Overseas markets boost growth for Nottingham’s Kitronik

Kevin Spurr and James Patrick at Bett 2018

Kitronik, a Nottingham based electronics company which specialises in developing electronic projects kits for schools, is signalling further growth in 2018, largely due to increased exports both to established and new markets.

Over the 12 years since its launch, the Basford based company has established a strong reputation in UK schools and with makers and coders for its products, resources and support materials, all of which are designed to help young people become interested in coding and electronics.

Now, it is not just UK children who are benefitting from the firm’s expertise, but thousands of children across the world due to Kitronik’s successful expansion into overseas markets. This non-domestic growth is now out-performing domestic growth for the firm, with the majority of sales (51%) in the final three months of 2017 resulting from overseas markets.

Whilst exchange rates are influencing the profitability of overseas sales, the expansion can also be attributed to active targeting by the company amongst global distributors. Exports to the USA, France and Scandinavia are particularly strong, with sales to emerging markets such as Croatia and Serbia also adding to growth.

Kitronik are also reaping the benefits of their considerable involvement with the BBC micro:bit project. Through the company’s development of a range of project kits to support the successful introduction and development of the device, its status within the industry has been further enhanced at home and abroad. The company worked alongside companies including Microsoft, Samsung and Barclays on the micro:bit project and now works with the micro:bit Educational Foundation to distribute the pocket-sized computer around the world.

As distribution partners for the micro:bit Educational Foundation, Kitronik is playing its role in building on the UK success of the micro:bit, by widening the availability of the device and support resources internationally. This involvement is enabling the company to further realise its own mission statement as the Foundation aims to make electronics accessible to all, encouraging creativity and invention with technology at schools, in clubs and at home.

Since its formation in 2005 by electronics graduates, Kevin Spurr and Geoff Hampson, Kitronik has held a strong ethos based on wanting to make the fun of electronics and related knowledge and skills accessible to young people. Their involvement with the BBC micro:bit has proved a good vehicle for this. Through their commitment to providing support to teachers, students and makers via the creation of resources and project kits, Kitronik are realising their ambition to empower young people through digital creativity and improved digital literacy.

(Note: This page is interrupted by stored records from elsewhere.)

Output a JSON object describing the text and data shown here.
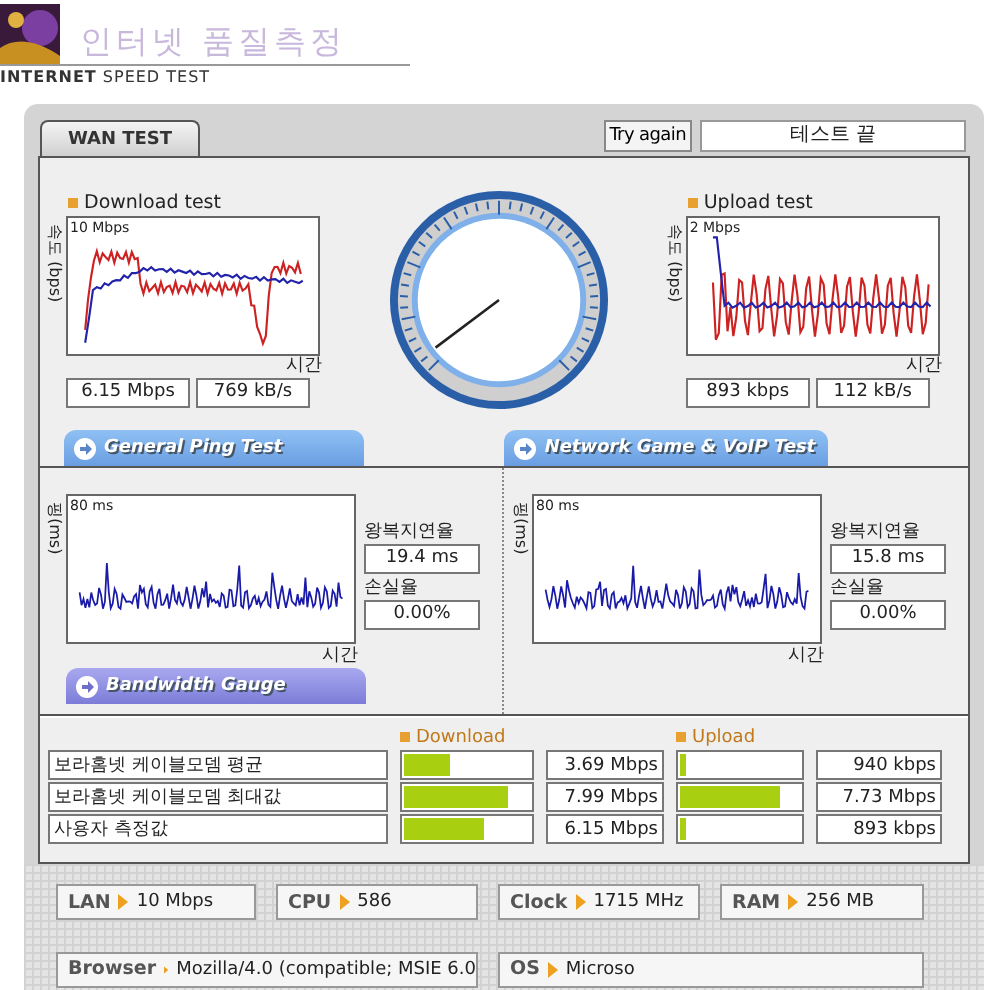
{
  "header": {
    "logo_text": "인터넷 품질측정",
    "subtitle_bold": "INTERNET",
    "subtitle": "SPEED TEST"
  },
  "tabs": [
    {
      "label": "WAN TEST",
      "selected": true
    }
  ],
  "try_again": "Try again",
  "status": "테스트 끝",
  "speed_tests": [
    {
      "kind": "download",
      "title": "Download test",
      "axis_label": "속도 (bps)",
      "scale": "10 Mbps",
      "x_label": "시간",
      "readings": [
        "6.15 Mbps",
        "769 kB/s"
      ]
    },
    {
      "kind": "upload",
      "title": "Upload test",
      "axis_label": "속도 (bps)",
      "scale": "2 Mbps",
      "x_label": "시간",
      "readings": [
        "893 kbps",
        "112 kB/s"
      ]
    }
  ],
  "section_heads": [
    {
      "kind": "ping",
      "label": "General Ping Test"
    },
    {
      "kind": "ping",
      "label": "Network Game & VoIP Test"
    }
  ],
  "ping_tests": [
    {
      "axis_label": "핑(ms)",
      "scale": "80 ms",
      "x_label": "시간",
      "latency_label": "왕복지연율",
      "latency": "19.4 ms",
      "loss_label": "손실율",
      "loss": "0.00%"
    },
    {
      "axis_label": "핑(ms)",
      "scale": "80 ms",
      "x_label": "시간",
      "latency_label": "왕복지연율",
      "latency": "15.8 ms",
      "loss_label": "손실율",
      "loss": "0.00%"
    }
  ],
  "bandwidth": {
    "heading": {
      "kind": "gauge",
      "label": "Bandwidth Gauge"
    },
    "columns": [
      "Download",
      "Upload"
    ],
    "rows": [
      {
        "label": "보라홈넷 케이블모뎀 평균",
        "download": {
          "level": 0.37,
          "reading": "3.69 Mbps"
        },
        "upload": {
          "level": 0.05,
          "reading": "940 kbps"
        }
      },
      {
        "label": "보라홈넷 케이블모뎀 최대값",
        "download": {
          "level": 0.83,
          "reading": "7.99 Mbps"
        },
        "upload": {
          "level": 0.83,
          "reading": "7.73 Mbps"
        }
      },
      {
        "label": "사용자 측정값",
        "download": {
          "level": 0.63,
          "reading": "6.15 Mbps"
        },
        "upload": {
          "level": 0.05,
          "reading": "893 kbps"
        }
      }
    ]
  },
  "system": [
    {
      "label": "LAN",
      "value": "10 Mbps"
    },
    {
      "label": "CPU",
      "value": "586"
    },
    {
      "label": "Clock",
      "value": "1715 MHz"
    },
    {
      "label": "RAM",
      "value": "256 MB"
    },
    {
      "label": "Browser",
      "value": "Mozilla/4.0 (compatible; MSIE 6.0"
    },
    {
      "label": "OS",
      "value": "Microso"
    }
  ]
}
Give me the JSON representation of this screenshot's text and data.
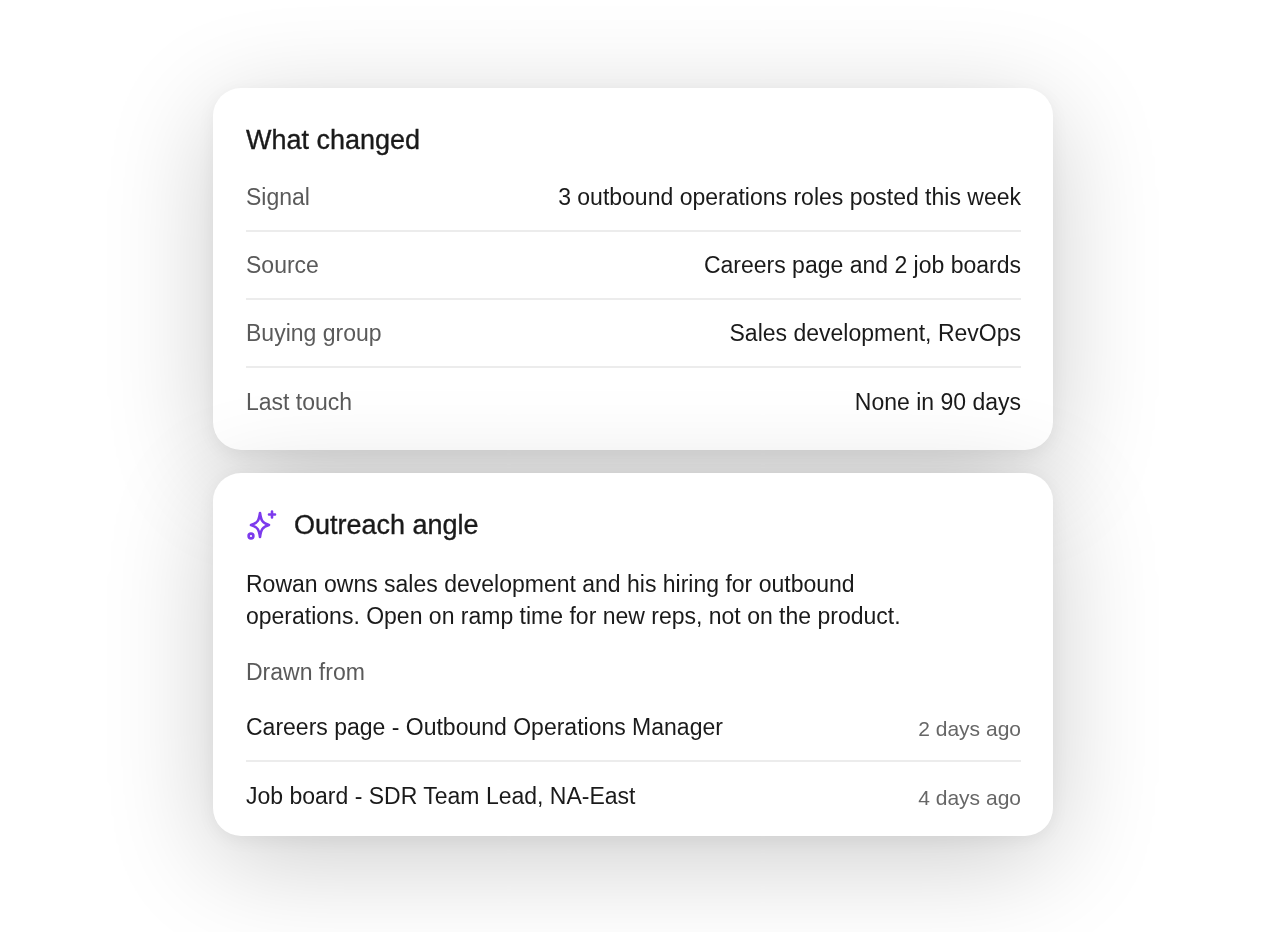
{
  "what_changed": {
    "title": "What changed",
    "rows": [
      {
        "label": "Signal",
        "value": "3 outbound operations roles posted this week"
      },
      {
        "label": "Source",
        "value": "Careers page and 2 job boards"
      },
      {
        "label": "Buying group",
        "value": "Sales development, RevOps"
      },
      {
        "label": "Last touch",
        "value": "None in 90 days"
      }
    ]
  },
  "outreach_angle": {
    "title": "Outreach angle",
    "body": "Rowan owns sales development and his hiring for outbound operations. Open on ramp time for new reps, not on the product.",
    "sources_label": "Drawn from",
    "sources": [
      {
        "title": "Careers page - Outbound Operations Manager",
        "age": "2 days ago"
      },
      {
        "title": "Job board - SDR Team Lead, NA-East",
        "age": "4 days ago"
      }
    ]
  }
}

Kitronik co-founder and director Kevin Spurr comments: “As Kitronik grows, it is clear that our aspirations are shared with thousands of people across the world and fit perfectly with the global need to create more electronics engineers. Teachers and business leaders recognize that we all need to play a role in helping to create the next generation of electronics engineers and I am pleased that our products are being used to design fun and innovative electronics projects across the globe.”

“From our work with schools we can see the growth in interest shown by young people in building their own devices, and coding. With our products helping to develop this interest, we are hopeful that we are lowering barriers to technology invention for young people, makers and developers globally.”